Operasional Peace Therapist dijalankan melalui tiga pilar utama: dukungan langsung global bagi individu, kemitraan strategis dengan lembaga PBB seperti UNHCR dan ILO, serta “Rencana Sosial” yang menjadi jantung misi mereka.

Rencana sosial ini menyediakan sesi gratis bagi kelompok yang paling tidak beruntung, sebuah inisiatif yang sepenuhnya dikelola secara mandiri tanpa sponsor pemerintah.

Kecepatan respons platform ini teruji saat gempa bumi dahsyat Turki-Suriah tahun 2023, di mana ratusan permintaan bantuan masuk hanya dalam hitungan jam setelah Dawod membagikan saluran siaga di media sosial.

Integrasi teknologi canggih turut menjadi keunggulan platform ini, di mana kecerdasan buatan (AI) digunakan untuk mencocokkan pengguna dengan lebih dari 150 psikolog dari berbagai latar belakang budaya, termasuk Lebanon, Irak, Palestina, dan Turki.
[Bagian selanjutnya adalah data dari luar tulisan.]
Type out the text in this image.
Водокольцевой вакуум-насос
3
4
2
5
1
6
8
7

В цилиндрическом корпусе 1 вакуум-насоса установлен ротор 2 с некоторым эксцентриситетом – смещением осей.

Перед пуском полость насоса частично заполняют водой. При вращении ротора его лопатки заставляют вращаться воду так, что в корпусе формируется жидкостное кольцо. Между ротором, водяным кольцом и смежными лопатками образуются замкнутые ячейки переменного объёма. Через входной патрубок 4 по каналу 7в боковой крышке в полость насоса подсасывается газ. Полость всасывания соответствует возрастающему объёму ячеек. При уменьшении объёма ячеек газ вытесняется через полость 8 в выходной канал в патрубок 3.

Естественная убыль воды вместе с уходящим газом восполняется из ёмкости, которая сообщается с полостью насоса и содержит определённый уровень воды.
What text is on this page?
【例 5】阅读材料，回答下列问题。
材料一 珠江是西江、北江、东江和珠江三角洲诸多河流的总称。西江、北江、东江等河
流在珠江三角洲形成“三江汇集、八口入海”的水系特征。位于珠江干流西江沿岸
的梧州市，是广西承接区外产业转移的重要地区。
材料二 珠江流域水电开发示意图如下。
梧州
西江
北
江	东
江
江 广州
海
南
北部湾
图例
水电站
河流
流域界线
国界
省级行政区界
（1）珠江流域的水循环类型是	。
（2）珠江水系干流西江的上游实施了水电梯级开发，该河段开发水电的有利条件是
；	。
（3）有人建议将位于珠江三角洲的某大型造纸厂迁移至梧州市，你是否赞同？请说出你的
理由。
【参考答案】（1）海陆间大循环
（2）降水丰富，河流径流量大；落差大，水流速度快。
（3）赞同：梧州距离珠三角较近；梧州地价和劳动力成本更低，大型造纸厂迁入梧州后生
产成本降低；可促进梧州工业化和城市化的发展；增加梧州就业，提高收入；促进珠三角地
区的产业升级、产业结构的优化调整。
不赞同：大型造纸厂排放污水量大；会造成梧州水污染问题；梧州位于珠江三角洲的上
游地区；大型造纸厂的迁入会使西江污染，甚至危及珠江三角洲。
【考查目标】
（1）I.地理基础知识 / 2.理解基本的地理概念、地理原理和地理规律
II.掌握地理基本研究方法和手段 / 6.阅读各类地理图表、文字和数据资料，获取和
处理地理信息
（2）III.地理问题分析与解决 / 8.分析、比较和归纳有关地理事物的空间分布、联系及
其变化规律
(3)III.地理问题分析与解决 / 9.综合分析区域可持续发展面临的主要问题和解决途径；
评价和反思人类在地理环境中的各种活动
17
Langkah ini krusial untuk memastikan sensitivitas budaya dan mencegah dampak negatif dari perjodohan terapis yang tidak tepat. WHO menekankan bahwa pendekatan multidisiplin yang mengintegrasikan dukungan sosial dan keterlibatan komunitas seperti yang dilakukan Peace Therapist adalah kunci efektivitas perawatan bagi populasi yang berpindah.

Meski telah meraih berbagai penghargaan prestisius seperti Nansen Refugee Award 2024, Dawod menegaskan bahwa penghargaan terbesar adalah umpan balik dari mereka yang berhasil menemukan kedamaian batin melalui layanannya.

Dengan meningkatnya diskriminasi dan hambatan akses di banyak negara tuan rumah, platform digital seperti ini kini dipandang oleh organisasi kemanusiaan sebagai solusi yang dapat diskalakan dalam situasi pasca-konflik.

Bagi Dawod, misi ini tetap bersifat personal; ia percaya bahwa membangun perdamaian dunia harus dimulai dari membangun kedamaian di dalam diri setiap individu yang terdampak perang.